A causa é a compressão do feixe vascular (artéria e veia) e nervoso, que vai para o membro superior devido a alterações posturais e ou anatômicas que alteram o triângulo formado pela primeira costela, clavícula e músculos escaleno e peitoral.

A maioria das manifestações é devida à compressão nervosa.

A dor em geral é intermitente e relacionada aos movimentos, principalmente aqueles realizados com os braços elevados.

Pode haver ainda formigamento (parestesia) e diminuição de força preferencialmente nos dedos anular e mínimo.

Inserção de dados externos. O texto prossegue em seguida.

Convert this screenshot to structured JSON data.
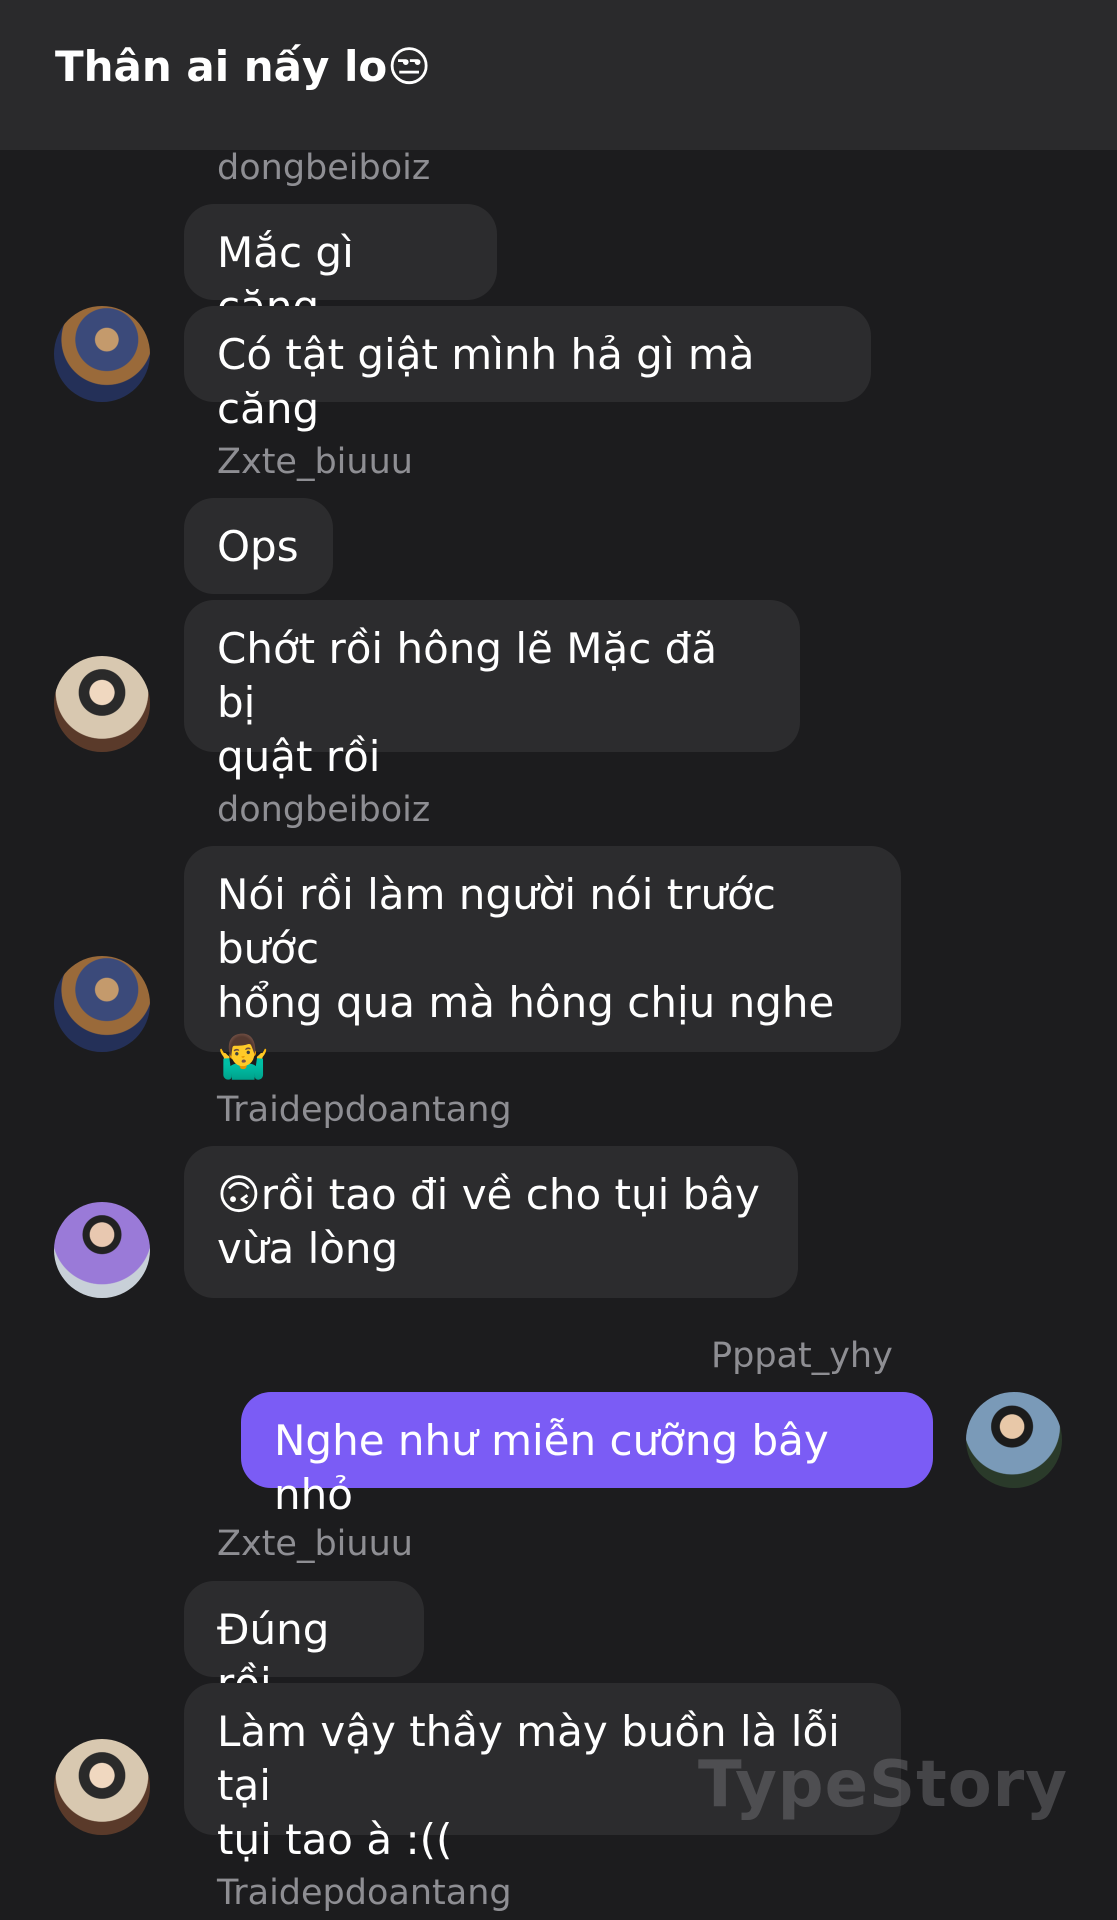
{
  "header": {
    "title": "Thân ai nấy lo😒"
  },
  "messages": [
    {
      "user": "dongbeiboiz",
      "texts": [
        "Mắc gì căng",
        "Có tật giật mình hả gì mà căng"
      ]
    },
    {
      "user": "Zxte_biuuu",
      "texts": [
        "Ops",
        "Chớt rồi hông lẽ Mặc đã bị\nquật rồi"
      ]
    },
    {
      "user": "dongbeiboiz",
      "texts": [
        "Nói rồi làm người nói trước bước\nhổng qua mà hông chịu nghe\n🤷‍♂️"
      ]
    },
    {
      "user": "Traidepdoantang",
      "texts": [
        "🙃rồi tao đi về cho tụi bây\nvừa lòng"
      ]
    },
    {
      "user": "Pppat_yhy",
      "texts": [
        "Nghe như miễn cưỡng bây nhỏ"
      ]
    },
    {
      "user": "Zxte_biuuu",
      "texts": [
        "Đúng rồi",
        "Làm vậy thầy mày buồn là lỗi tại\ntụi tao à :(("
      ]
    },
    {
      "user": "Traidepdoantang",
      "texts": []
    }
  ],
  "watermark": "TypeStory",
  "colors": {
    "background": "#1c1c1e",
    "header": "#2a2a2c",
    "bubble_other": "#2c2c2e",
    "bubble_mine": "#7b5cf5",
    "username": "#8e8e93"
  }
}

Alguns pacientes apresentam cefaléia, dificuldade de coordenação e distúrbios psicológicos, como depressão.

Os sintomas decorrentes da compressão vascular são edema no membro superior e alterações da cor, que ocorrem de forma intermitente. A compressão venosa pode resultar em trombose da veia subclávia.

Estas estruturas anatômicas que formam um triângulo são comparadas a um "desfiladeiro", de onde se origina o nome da síndrome.

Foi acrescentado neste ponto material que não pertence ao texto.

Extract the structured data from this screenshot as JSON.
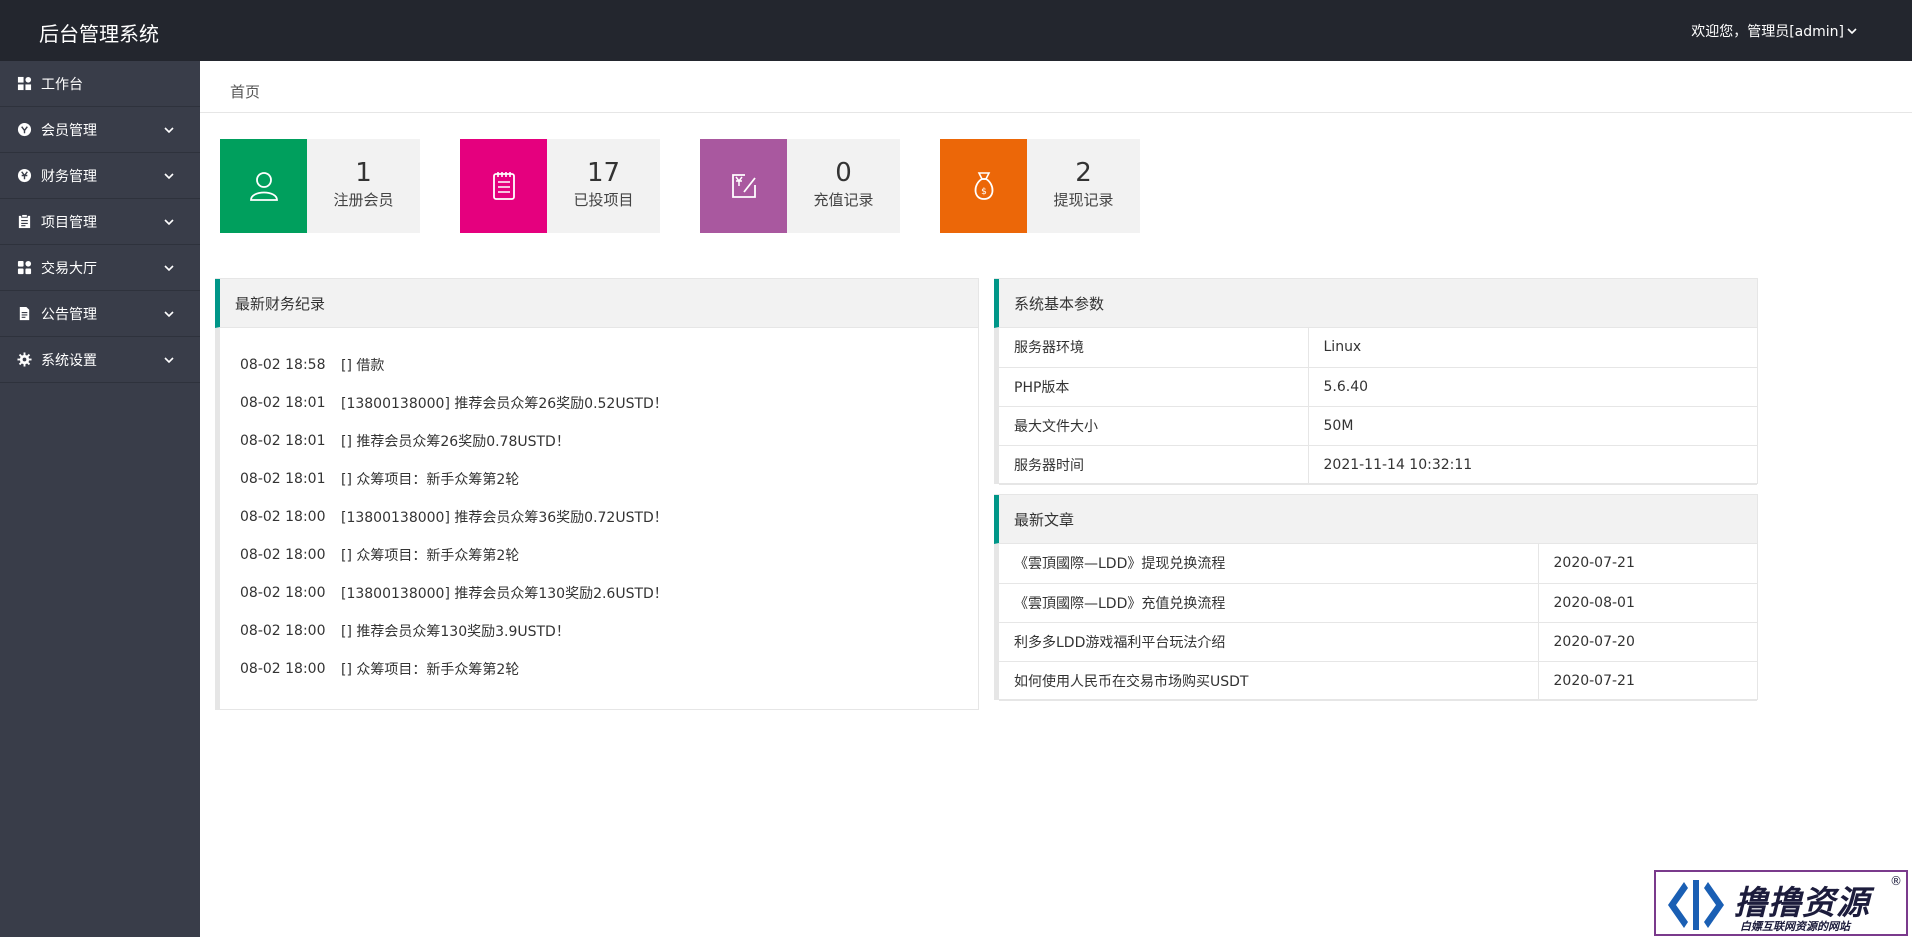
{
  "header": {
    "title": "后台管理系统",
    "user_greeting": "欢迎您，管理员[admin]"
  },
  "sidebar": {
    "items": [
      {
        "label": "工作台",
        "icon": "dashboard-icon"
      },
      {
        "label": "会员管理",
        "icon": "member-icon"
      },
      {
        "label": "财务管理",
        "icon": "finance-icon"
      },
      {
        "label": "项目管理",
        "icon": "clipboard-icon"
      },
      {
        "label": "交易大厅",
        "icon": "grid-icon"
      },
      {
        "label": "公告管理",
        "icon": "document-icon"
      },
      {
        "label": "系统设置",
        "icon": "gear-icon"
      }
    ]
  },
  "breadcrumb": {
    "home": "首页"
  },
  "stats": [
    {
      "value": "1",
      "label": "注册会员",
      "color": "#009f5d",
      "icon": "user-icon"
    },
    {
      "value": "17",
      "label": "已投项目",
      "color": "#e5007e",
      "icon": "notepad-icon"
    },
    {
      "value": "0",
      "label": "充值记录",
      "color": "#a9589f",
      "icon": "recharge-icon"
    },
    {
      "value": "2",
      "label": "提现记录",
      "color": "#ec6708",
      "icon": "moneybag-icon"
    }
  ],
  "finance": {
    "title": "最新财务纪录",
    "records": [
      {
        "time": "08-02 18:58",
        "text": "[] 借款"
      },
      {
        "time": "08-02 18:01",
        "text": "[13800138000] 推荐会员众筹26奖励0.52USTD！"
      },
      {
        "time": "08-02 18:01",
        "text": "[] 推荐会员众筹26奖励0.78USTD！"
      },
      {
        "time": "08-02 18:01",
        "text": "[] 众筹项目：新手众筹第2轮"
      },
      {
        "time": "08-02 18:00",
        "text": "[13800138000] 推荐会员众筹36奖励0.72USTD！"
      },
      {
        "time": "08-02 18:00",
        "text": "[] 众筹项目：新手众筹第2轮"
      },
      {
        "time": "08-02 18:00",
        "text": "[13800138000] 推荐会员众筹130奖励2.6USTD！"
      },
      {
        "time": "08-02 18:00",
        "text": "[] 推荐会员众筹130奖励3.9USTD！"
      },
      {
        "time": "08-02 18:00",
        "text": "[] 众筹项目：新手众筹第2轮"
      }
    ]
  },
  "system": {
    "title": "系统基本参数",
    "rows": [
      {
        "key": "服务器环境",
        "value": "Linux"
      },
      {
        "key": "PHP版本",
        "value": "5.6.40"
      },
      {
        "key": "最大文件大小",
        "value": "50M"
      },
      {
        "key": "服务器时间",
        "value": "2021-11-14 10:32:11"
      }
    ]
  },
  "articles": {
    "title": "最新文章",
    "rows": [
      {
        "title": "《雲頂國際—LDD》提现兑换流程",
        "date": "2020-07-21"
      },
      {
        "title": "《雲頂國際—LDD》充值兑换流程",
        "date": "2020-08-01"
      },
      {
        "title": "利多多LDD游戏福利平台玩法介绍",
        "date": "2020-07-20"
      },
      {
        "title": "如何使用人民币在交易市场购买USDT",
        "date": "2020-07-21"
      }
    ]
  },
  "watermark": {
    "name": "撸撸资源",
    "slogan": "白嫖互联网资源的网站",
    "reg": "®"
  }
}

Em alguns casos, existem anomalias congênitas, como costela cervical, processo transverso longo da sétima vértebra cervical, ou faixa fibromuscular anômala na saída torácica.

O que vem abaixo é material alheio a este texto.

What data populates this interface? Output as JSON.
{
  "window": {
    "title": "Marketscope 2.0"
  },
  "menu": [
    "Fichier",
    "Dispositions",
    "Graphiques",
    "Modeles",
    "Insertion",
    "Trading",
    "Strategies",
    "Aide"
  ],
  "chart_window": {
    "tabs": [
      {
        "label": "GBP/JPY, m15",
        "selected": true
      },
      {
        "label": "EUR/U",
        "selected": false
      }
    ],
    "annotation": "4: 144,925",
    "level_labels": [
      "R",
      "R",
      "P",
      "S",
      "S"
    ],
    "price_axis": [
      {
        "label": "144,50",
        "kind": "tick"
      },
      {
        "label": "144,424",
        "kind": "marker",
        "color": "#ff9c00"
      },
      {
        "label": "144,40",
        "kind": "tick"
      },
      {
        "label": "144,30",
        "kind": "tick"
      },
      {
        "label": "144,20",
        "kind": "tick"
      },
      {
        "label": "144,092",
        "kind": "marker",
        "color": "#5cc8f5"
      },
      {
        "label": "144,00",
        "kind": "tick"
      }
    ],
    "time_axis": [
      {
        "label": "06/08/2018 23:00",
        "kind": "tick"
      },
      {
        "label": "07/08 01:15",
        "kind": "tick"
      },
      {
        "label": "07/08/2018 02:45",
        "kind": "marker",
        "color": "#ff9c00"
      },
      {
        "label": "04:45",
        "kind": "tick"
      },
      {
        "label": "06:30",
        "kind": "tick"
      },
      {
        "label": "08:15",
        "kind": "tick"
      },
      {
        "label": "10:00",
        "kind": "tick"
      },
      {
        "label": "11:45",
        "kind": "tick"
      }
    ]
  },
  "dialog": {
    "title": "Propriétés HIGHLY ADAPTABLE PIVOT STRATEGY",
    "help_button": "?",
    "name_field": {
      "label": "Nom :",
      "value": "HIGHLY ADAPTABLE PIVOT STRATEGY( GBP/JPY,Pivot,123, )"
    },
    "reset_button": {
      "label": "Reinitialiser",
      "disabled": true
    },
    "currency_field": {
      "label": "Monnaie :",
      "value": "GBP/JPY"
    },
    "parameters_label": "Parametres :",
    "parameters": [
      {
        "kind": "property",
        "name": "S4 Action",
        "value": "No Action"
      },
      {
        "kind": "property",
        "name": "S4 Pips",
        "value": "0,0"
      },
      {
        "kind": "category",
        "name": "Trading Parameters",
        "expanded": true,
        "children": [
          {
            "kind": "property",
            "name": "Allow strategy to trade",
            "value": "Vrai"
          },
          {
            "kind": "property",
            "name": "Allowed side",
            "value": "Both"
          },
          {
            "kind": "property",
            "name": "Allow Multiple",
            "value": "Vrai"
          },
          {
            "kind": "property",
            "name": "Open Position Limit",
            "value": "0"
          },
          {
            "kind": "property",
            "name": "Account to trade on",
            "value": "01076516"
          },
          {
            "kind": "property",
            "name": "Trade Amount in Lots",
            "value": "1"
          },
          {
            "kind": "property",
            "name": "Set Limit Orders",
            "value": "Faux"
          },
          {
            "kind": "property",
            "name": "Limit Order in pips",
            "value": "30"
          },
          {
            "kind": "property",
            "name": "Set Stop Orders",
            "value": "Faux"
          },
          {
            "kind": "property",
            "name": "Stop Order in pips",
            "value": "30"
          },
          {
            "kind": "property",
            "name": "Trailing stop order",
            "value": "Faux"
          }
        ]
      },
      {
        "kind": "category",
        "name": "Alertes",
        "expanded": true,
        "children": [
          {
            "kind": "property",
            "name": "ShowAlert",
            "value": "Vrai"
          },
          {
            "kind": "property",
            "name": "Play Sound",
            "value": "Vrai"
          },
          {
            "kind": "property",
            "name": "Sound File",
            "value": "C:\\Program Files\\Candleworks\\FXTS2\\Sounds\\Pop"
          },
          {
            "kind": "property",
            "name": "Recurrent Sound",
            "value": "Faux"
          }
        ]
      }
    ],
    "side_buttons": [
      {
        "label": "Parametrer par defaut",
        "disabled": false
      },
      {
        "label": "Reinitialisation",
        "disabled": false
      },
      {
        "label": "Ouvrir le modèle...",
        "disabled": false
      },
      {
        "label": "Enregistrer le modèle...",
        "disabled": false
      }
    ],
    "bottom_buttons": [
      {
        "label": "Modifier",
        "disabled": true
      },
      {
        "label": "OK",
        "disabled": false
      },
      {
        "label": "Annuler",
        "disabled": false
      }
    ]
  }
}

O diagnóstico diferencial deve ser feito com neurite do plexo braquial, síndrome do túnel do carpo, hérnia de disco cervical, síndrome do impacto do ombro, tumor de Pancoast e compressão do nervo ulnar.

O tratamento é baseado em: exercícios posturais, pois o problema está relacionado com má postura (costas curvadas e anteriorização do pescoço e cabeça) nas posições sentada, em pé ou mesmo deitada; orientação de hábitos posturais e revisão ergonômica do trabalho; em muitos casos, medidas terapêuticas de medicina física, tais como eletroterapia analgésica (TENS), termoterapia e exercícios de relaxamento são benéficos, além dos já citados exercícios posturais (reeducação postural clássica, que tem comprovação científica); em casos específicos onde há dor muscular, caracterizada como miofascial, os bloqueios anestésicos locais nos pontos-gatilho (bandas musculares contráteis) são bastante eficazes.

O tratamento fisiátrico nunca deve durar menos de 3 meses e deve ser contínuo. Na falha de um tratamento bem supervisionado, há indicação de avaliação cirúrgica.

Na presença de anomalia como a costela cervical e sem melhora com o tratamento conservador, a cirurgia deve ser considerada, mas levando-se em conta que a percentagem de êxito é bastante variável, com ocorrência de complicações bastante significativas.

A ocorrência de comprometimento vascular constante e grave impõe uma consulta imediata com o especialista cirurgião vascular.